ERS also pointed out that, “Lower profitability for Chinese hog producers has mitigated soybean meal use, decreasing crush volumes and raising soybean inventories. As a result, old crop crush estimates are forecast down from 96 to 94 million metric tons. Because this trend in crush volumes may persist, 2021/22 crush estimates have been dropped by 2 million to 98 million metric tons. China is expected to rely on domestic soybean stocks to satisfy demand—lowering old and new crop import estimates to 97 and 101 million metric tons, respectively. Not surprisingly, this reduction in Chinese crush is expected to decrease Brazil’s 2020/21 soybean exports by 500,000 metric tons to 82.5 million.”
But still, Bloomberg writer Elizabeth Elkin reported last week that, “China’s voracious appetite for American farm products might be a rare source of comfort for uneasy investors looking at commodity markets battered by resurgent Covid infections and stronger dollar.
“Soybean sales were the highest since January for the week ending in Aug. 12, with China purchasing over 1.1 million tons and total sales at about 2.2 million tons. U.S. wheat exports to China were the most since April at 197,400 tons. China also boosted its cotton purchases to an eight-month high.”
Ms. Elkin noted that, “Grains markets are falling across the board, reacting to a stronger dollar, as well as better weather forecasts and strong yield prospects for corn and soy in several key states.”
With respect U.S. pork exports, ERS stated in this month’s Livestock, Dairy, and Poultry Outlook that, “U.S. pork exports are expected to decline this year and next, largely because of lower shipments to China. Exports this year are expected to be 7.4 billion pounds, down 1.8 percent from a year ago. In 2022, pork exports are forecast at 7.3 billion pounds, almost 1.5 percent lower than anticipated shipments this year.”
The ERS report stated that, “The United States’ recent lower exports to China\Hong Kong follow China’s increasing domestic pork production, and together with lower pork prices reflect the ongoing rebound from African Swine Fever (ASF).”
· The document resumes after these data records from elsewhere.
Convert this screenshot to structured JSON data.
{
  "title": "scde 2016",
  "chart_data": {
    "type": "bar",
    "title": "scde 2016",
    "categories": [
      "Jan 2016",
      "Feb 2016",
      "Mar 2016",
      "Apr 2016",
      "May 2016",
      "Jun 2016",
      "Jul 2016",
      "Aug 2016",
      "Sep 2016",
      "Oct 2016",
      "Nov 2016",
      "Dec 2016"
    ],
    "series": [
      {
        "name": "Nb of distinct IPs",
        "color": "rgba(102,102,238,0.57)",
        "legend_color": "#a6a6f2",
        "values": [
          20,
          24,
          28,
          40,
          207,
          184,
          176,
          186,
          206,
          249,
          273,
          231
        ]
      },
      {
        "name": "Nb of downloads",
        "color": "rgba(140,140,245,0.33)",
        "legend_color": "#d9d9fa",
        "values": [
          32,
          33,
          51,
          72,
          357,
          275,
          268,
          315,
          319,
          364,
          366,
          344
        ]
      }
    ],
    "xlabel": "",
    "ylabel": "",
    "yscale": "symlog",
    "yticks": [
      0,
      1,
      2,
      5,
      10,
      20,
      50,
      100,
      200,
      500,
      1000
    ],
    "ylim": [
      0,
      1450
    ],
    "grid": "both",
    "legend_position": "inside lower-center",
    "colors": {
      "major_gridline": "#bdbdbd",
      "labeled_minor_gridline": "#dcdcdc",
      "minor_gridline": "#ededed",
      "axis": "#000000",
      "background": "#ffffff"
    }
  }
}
The Outlook report added that, “Lower forecasts for U.S. pork exports in the second half of 2021 and through 2022 primarily reflect lower shipments to China\Hong Kong as enhanced biosecurity in newly constructed production facilities improves prospects for higher pork production in China.”
In other news regarding African Swine Fever, Reuters News reported last week that, “Bulgarian veterinary authorities on Wednesday reported an outbreak of African swine fever at an industrial farm with 13,000 pigs in the central village of Apriltsi.”
And a separate Reuters article from last week reported that, “The Philippines’ agriculture ministry said on Thursday active cases of African swine fever were declining and confined to less than 1% of the nearly 3,000 villages that recorded outbreaks since the first cases were detected in 2019.
“The fall in infections and an ongoing government-funded hog repopulation programme had put the Southeast Asian country on track to be able to produce a domestic meat surplus starting in 2023, the ministry said.”
The Reuters article noted that, “The Philippines, the world’s seventh-biggest pork importer before local demand was hammered by the pandemic, has been hit hard by such outbreaks and forced to ramp up pork importation to address an acute domestic shortage and temper food inflation.”